A staff handover meeting takes place at the change of every shift which is lead by senior care staff.  All residents are discussed and information shared is documented.

Any accidents that occur are documented on accident report forms and are reported directly to the manager who will review and advise on any actions if necessary.  Accident audits are carried out monthly to identify any trends or patterns.  Accidents or incidents are discussed in handover, staff meetings and supervision.

Residents are consulted as much as possible, on the running of the home, but this is done less formally and by way of conversations with residents and representatives rather than formal residents meetings.

There is a suitable complaints policy in place at the home. One complaint had been received by the manager since the last annual monitoring visit. This had been resolved and recorded appropriately.  There were no safeguarding enquiries ongoing at the time of the monitoring visit.

Feedback from Relatives

The monitoring officer spoke to two relatives of individuals living at the home for feedback.  Both spoke positively of the atmosphere at the home and the quality of care and support provided to their relative. 
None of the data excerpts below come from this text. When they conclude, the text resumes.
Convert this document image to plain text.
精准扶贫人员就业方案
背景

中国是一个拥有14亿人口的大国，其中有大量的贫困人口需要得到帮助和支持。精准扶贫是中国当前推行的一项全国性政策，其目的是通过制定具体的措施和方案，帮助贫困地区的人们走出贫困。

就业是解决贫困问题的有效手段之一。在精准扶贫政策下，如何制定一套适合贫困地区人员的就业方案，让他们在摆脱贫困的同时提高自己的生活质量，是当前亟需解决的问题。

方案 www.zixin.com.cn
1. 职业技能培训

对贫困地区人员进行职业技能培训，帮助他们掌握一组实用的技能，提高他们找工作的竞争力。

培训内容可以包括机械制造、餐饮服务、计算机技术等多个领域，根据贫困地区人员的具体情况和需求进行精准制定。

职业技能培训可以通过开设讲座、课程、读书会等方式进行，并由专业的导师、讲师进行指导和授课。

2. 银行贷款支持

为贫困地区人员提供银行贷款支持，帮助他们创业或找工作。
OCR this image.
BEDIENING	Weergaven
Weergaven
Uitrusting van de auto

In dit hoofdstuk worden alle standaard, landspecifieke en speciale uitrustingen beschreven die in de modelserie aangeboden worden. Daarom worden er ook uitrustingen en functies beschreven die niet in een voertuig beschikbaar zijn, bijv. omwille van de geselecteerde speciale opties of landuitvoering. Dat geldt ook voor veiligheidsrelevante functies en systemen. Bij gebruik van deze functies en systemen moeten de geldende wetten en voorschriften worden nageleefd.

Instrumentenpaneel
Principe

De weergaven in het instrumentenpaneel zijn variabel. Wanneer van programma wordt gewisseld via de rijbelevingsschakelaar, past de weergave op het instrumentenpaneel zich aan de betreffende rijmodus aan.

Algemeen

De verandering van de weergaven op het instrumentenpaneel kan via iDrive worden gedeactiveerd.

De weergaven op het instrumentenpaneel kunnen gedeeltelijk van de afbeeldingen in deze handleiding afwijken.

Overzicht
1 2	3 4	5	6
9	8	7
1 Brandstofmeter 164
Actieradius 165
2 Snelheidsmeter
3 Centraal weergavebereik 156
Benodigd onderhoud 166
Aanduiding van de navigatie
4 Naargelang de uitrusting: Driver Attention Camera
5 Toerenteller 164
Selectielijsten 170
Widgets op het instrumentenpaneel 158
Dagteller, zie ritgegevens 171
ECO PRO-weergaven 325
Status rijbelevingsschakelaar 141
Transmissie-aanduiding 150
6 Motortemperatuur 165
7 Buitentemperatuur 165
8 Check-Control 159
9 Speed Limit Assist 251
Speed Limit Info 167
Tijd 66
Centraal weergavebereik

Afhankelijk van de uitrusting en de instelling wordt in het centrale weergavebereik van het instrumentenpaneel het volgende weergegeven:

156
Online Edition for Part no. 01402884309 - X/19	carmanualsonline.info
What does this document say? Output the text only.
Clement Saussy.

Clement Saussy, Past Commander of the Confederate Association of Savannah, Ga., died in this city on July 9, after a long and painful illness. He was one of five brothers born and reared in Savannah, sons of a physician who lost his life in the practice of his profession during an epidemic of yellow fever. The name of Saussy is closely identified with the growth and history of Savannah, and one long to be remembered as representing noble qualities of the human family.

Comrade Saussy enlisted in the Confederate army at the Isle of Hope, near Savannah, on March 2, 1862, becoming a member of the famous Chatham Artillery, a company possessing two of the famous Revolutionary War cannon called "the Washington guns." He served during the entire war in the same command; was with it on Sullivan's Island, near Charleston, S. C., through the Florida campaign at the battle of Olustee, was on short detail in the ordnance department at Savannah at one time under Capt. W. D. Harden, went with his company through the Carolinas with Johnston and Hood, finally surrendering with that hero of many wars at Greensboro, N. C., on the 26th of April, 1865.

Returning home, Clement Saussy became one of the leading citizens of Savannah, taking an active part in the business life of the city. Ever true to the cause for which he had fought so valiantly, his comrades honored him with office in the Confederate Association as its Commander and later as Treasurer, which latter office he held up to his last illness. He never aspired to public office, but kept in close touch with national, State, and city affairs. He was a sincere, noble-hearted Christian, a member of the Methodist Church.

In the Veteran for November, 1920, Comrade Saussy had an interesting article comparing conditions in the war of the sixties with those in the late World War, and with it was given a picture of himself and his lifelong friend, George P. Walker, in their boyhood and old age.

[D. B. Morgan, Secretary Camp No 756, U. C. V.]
They described staff as caring and accommodating, communication with them excellent and they are always informed of any changes to their relative’s well-being.

Neither of the relatives had ever had to raise any concerns or complaints with the home but advised that they would feel comfortable to raise any issues with staff should the need arise.

Corrective Actions

Staff meet for one to one supervision with their line manager or equivalent officer, or a more senior member of staff, no less than quarterly.
Regulation & Inspection of Social Care (Wales) Act 2016 (RISCA) Regulation 36

All staff have an annual appraisal which provides feedback on their performance and identifies areas for training and development in order to support them in their role.
RISCA Reg. 36

The provider to produce an annual Quality Assurance development plan including feedback from residents and stakeholders.
CCBC Contract 24 (24.1)

Regular staff meetings take place (a minimum of six meetings per year).
RISCA Reg 38

Quarterly Reports completed by the RI to include feedback from residents and staff.
RISCA Reg 73

Developmental Actions

There are no developmental actions following the visit to the home.

Conclusion

This was a positive monitoring visit to Oakdale Manor with most of the actions identified from the last monitoring visit achieved. Individuals care & support and well-being are clearly the service providers priority, and this was evident from time spent at the home.  There was a very relaxed and calm atmosphere at the home with lots of staff interaction, kindness, laughing, and re-assurance being provided to individuals who live there.

The contract monitoring officer would like to thank staff and residents for their hospitality during the visit.